Fabric Attached Memory
Resources
Broad overview: https://itigic.com/fabric-attached-memory-is-not-ram-or-cache-in-cpu/
The Machine background information: https://github.com/FabricAttachedMemory/Emulation/wiki
How the emulation for the Machine works: https://github.com/FabricAttachedMemory/Emulation/wiki/Emulation-via-Virtual-Machines
What is it
FAM is a type of scratchpad memory. Scratchpad memory is memory that resides inside the processor (usually). This brings with it two obvious benefits:
- Programs that run inside scratchpad memory run faster due to the low distance to the processor and with lower power consumption
- Due to its proximity to the processor, a cache system is not needed to access said memory
The difference between regular scratchpad memory and FAM is that FAM uses some network interface to communicate.
What Problem is it Solving
The main problem with main memory is that the increased wire distance leads to a large increase in power. FAM seeks to solve this by moving it closer to the processor.

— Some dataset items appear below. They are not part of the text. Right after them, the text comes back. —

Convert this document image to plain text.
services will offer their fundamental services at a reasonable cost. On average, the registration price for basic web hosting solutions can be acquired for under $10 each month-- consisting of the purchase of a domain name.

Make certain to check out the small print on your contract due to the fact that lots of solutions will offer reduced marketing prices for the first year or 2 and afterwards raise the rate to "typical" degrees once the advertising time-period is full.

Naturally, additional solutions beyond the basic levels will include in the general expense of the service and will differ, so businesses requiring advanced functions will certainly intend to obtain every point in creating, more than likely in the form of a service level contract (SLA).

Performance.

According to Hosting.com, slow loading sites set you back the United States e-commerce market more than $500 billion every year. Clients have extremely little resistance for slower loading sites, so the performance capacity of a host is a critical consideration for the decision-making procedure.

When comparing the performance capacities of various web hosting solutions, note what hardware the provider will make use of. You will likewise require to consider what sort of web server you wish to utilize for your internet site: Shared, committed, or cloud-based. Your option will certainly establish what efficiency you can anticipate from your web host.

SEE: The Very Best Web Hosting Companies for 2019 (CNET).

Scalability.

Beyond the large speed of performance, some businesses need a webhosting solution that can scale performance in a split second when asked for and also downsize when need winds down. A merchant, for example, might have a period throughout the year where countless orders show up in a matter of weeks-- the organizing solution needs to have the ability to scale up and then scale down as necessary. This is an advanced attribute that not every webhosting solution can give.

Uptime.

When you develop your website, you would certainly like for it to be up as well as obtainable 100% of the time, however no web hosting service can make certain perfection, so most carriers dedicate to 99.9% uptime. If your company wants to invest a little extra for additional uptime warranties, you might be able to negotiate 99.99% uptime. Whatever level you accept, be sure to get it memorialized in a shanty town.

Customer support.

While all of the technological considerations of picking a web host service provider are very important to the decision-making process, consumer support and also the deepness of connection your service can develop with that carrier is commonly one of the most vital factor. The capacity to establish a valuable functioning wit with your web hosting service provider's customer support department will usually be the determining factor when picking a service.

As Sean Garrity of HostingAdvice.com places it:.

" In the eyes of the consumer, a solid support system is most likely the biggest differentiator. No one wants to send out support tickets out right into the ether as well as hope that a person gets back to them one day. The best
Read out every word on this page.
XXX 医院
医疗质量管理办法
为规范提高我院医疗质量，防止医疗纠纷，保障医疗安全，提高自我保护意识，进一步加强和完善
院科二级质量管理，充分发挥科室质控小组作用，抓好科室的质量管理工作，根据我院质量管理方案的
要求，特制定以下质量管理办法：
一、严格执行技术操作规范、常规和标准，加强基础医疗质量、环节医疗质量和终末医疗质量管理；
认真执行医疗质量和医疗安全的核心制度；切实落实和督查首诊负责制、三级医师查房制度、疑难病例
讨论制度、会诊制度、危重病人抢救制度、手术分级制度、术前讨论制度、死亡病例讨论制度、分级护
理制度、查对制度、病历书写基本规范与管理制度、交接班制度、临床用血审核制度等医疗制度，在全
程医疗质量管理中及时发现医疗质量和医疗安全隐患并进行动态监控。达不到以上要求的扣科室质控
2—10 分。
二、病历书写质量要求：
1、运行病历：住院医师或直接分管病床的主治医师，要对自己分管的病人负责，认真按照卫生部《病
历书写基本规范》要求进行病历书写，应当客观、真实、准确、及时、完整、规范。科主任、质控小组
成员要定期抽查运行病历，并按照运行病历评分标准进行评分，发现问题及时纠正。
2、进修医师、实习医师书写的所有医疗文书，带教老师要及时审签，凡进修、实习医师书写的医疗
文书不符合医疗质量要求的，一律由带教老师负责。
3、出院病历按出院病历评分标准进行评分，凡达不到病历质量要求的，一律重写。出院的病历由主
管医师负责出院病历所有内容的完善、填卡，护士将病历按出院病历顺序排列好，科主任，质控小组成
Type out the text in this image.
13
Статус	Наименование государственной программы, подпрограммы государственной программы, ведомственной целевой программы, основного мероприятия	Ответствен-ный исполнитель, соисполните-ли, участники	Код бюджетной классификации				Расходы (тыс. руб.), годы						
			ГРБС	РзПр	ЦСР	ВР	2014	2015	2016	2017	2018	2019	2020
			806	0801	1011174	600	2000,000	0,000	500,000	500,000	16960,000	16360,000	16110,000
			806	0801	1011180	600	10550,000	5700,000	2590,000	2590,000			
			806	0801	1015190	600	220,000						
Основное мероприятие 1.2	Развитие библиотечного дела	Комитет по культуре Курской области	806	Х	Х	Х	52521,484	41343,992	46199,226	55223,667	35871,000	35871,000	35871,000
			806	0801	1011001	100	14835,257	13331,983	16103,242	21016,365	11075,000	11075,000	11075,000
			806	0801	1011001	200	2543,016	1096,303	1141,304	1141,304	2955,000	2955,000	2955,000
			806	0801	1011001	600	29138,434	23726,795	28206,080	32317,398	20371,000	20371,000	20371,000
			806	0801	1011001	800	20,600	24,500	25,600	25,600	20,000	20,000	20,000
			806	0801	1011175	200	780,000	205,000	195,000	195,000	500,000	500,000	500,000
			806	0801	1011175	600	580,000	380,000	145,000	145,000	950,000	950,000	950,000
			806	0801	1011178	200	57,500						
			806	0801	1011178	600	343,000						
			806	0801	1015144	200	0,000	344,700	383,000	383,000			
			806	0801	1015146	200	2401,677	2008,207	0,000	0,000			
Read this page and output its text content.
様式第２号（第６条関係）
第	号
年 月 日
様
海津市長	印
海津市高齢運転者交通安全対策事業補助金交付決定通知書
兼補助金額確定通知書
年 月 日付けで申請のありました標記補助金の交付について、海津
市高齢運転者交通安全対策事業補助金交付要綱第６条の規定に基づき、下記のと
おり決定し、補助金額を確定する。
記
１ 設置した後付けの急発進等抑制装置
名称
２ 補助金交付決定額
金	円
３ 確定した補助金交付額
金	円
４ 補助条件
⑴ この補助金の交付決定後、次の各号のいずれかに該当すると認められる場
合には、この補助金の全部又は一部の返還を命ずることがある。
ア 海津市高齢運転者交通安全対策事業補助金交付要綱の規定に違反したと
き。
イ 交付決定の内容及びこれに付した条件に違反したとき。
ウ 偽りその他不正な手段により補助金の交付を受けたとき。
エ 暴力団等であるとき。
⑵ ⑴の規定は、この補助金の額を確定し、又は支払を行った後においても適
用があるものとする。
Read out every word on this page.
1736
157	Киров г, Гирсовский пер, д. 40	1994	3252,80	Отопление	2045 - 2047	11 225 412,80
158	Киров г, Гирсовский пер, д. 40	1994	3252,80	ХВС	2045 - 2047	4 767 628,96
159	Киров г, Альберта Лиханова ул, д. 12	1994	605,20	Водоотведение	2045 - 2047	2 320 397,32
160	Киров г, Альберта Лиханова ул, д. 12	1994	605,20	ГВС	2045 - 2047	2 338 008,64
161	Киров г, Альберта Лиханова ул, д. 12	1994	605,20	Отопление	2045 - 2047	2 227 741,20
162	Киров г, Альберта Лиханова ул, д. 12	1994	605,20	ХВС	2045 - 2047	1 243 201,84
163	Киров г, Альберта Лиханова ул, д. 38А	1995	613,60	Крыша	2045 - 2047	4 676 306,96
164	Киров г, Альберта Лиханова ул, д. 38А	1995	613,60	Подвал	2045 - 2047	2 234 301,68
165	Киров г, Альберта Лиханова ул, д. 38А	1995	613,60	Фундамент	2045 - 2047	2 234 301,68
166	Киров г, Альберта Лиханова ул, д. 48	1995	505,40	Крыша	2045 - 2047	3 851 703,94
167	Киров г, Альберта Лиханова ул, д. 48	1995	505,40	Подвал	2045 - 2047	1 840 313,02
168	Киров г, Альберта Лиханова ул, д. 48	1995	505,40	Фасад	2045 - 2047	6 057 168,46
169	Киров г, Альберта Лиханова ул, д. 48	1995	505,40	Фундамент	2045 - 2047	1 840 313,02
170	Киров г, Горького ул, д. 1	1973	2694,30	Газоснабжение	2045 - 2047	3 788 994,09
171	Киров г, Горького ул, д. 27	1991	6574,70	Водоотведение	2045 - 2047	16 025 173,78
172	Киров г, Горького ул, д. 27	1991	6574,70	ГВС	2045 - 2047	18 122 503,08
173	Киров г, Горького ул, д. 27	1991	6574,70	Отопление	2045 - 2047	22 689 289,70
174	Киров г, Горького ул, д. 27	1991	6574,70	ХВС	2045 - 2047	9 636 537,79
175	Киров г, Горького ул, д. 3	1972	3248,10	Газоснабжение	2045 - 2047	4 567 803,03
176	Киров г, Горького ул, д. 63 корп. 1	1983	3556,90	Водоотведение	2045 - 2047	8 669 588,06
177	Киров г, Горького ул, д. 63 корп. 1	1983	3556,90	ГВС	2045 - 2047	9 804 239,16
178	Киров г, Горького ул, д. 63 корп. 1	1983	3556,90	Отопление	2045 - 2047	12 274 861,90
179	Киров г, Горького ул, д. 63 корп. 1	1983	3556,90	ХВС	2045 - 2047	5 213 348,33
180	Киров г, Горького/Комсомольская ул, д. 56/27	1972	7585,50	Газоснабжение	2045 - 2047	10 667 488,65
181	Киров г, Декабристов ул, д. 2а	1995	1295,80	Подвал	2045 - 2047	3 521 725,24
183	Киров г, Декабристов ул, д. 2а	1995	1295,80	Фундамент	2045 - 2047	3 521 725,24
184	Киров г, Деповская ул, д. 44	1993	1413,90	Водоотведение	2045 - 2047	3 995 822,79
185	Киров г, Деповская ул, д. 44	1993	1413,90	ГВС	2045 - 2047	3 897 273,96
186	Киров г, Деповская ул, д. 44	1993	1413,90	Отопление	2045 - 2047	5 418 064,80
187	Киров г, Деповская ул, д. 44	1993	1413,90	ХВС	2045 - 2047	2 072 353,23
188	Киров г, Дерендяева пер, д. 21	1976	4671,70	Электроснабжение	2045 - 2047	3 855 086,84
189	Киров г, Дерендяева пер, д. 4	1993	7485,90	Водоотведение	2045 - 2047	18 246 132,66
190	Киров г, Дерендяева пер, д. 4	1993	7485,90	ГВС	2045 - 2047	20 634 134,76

It also allows processors to directly share information (or at least not have to write it to main memory and then recover it) by instead writing to FAM which is located between the last level cache and the interface to RAM for each of them.
The Future of FAM
To understand this part you will need to understand chiplets
The best solution is a chiplet-based system where the Northbridge is disconnected from the rest of the system, as is the case in AMD‘s Ryzen 3000 and Ryzen 5000 CPUs.
FAM, by its nature should have more capacity than the fastest cache but less than RAM. With the northbridge on a separate chip you can integrate FAM into it. However this is difficult to do on 2D chip so instead it would be preferable to use a 3D chip with the northbridge on one level and FAM on the others.
Questions:
Why is it difficult to integrate FAM onto a 2D chip?